Friday, 16 August 2013

Personal Style Sheets

A novel’s a big thing. Naturally, you’ll forget the little details—the colour of the hero’s eyes, the spelling of a name, the location of a temple, that sort of stuff.

A personal style sheet comes in useful. This contains a roster of all your characters, their characteristics, goals, personal quirks, particular spellings and more. It can also contain any maps, important plot points, and continuity notes. Heroine left her parasol at Gunter’s? Then she shouldn’t have it with her at Almack’s. Style sheets can help avoid these sorts of errors.

Now, I don’t get stuck up on all the formal layout and spelling and stuff (except for proper nouns. Keep names and words unique to your universe consistent). But I do want to know important things.

I once wrote (most of) a novel organically. In the first few chapters, I had X happen, and a McGuffin went missing, thus creating an important plot point. Then about chapter eight, the missing object showed up without fanfare, and became part of a very important plot point. When Plot Point #3 came along, I had forgotten what had happened in the first part of the novel, so I went back for a read.

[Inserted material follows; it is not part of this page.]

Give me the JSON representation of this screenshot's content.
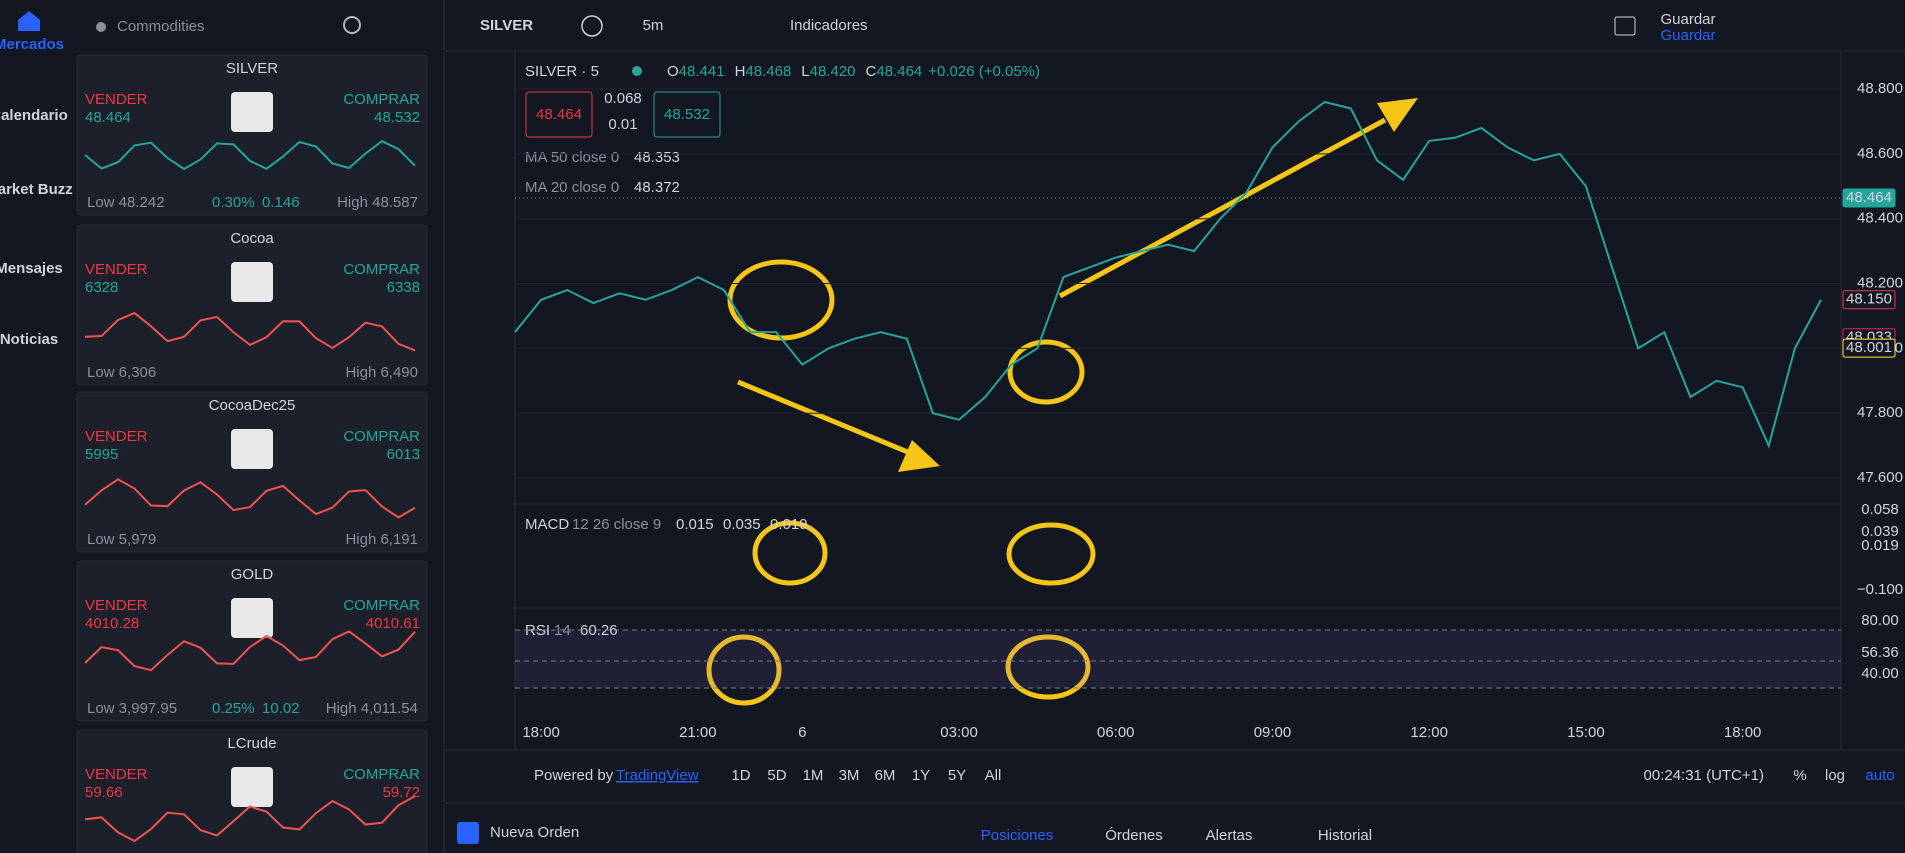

Oh, the continuity errors! If I went back and fixed one thing, it completely ruined the other thing. In the end I had to scrap that novel and redraft it.

Lesson learned: I work best when I draft out the outline first, including making notes about important things. Then I can sit down and crank out wordage.

When I work on a ms, I’m always taking notes. Thankfully, yWriter, my noveling software of choice, has a section for notes. (It’s also got places for listing character bios, locations, McGuffins and more.)

How do you keep track of the minutae of your ms?